As a high school student, Owens was sports editor for the school's yearbook. From there, she became editor of Francis Marion's first student newspaper, The Campus Crier.
"I went from Francis Marion to the University of Alaska Anchorage, where I worked at my first daily (newspaper), the Anchorage Daily Times," Owens said.
She said that just as her career began to take off, her husband's military service began to interfere with her success.
It became obvious that his unpredictable deployments would not allow her to plant roots in any particular place.
"You're moving around the country all the time, and with that, you're moving from job to job, so that really strains your work (life)," she said. "You have to start over just about every time you go somewhere."
Owens finally found job stability when she was hired by the (Florence) Morning News in 1989 as region editor. In that position, she said she had the freedom to write and produce her own stories.
"It was the absolute best job in the world," she said. "I was able to write a column that would run about twice every week, and I was able to do a lot of opinion pieces and stuff like that."

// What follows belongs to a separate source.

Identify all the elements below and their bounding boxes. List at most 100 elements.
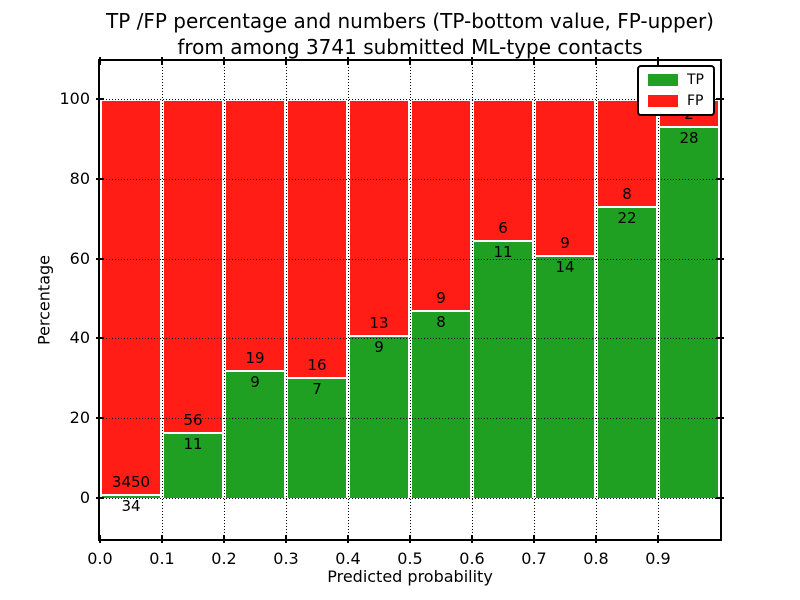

She took the experience she gained at the Morning News and molded it into an effective management strategy she continues to use in her current job.
Owens also found herself on the cutting edge of a new form of journalism - convergence, which is the combination of all forms of mass communication.
"Well, what happened with the industry, and is still happening, they called it 'symmetry' or something like that, and now they call it 'convergence,'" Owens said. "All of the newspapers are owned by large corporations. Whether it's a big daily or a small weekly, it's going to be published in the same way - through the Internet, broadcast and newspapers, as well."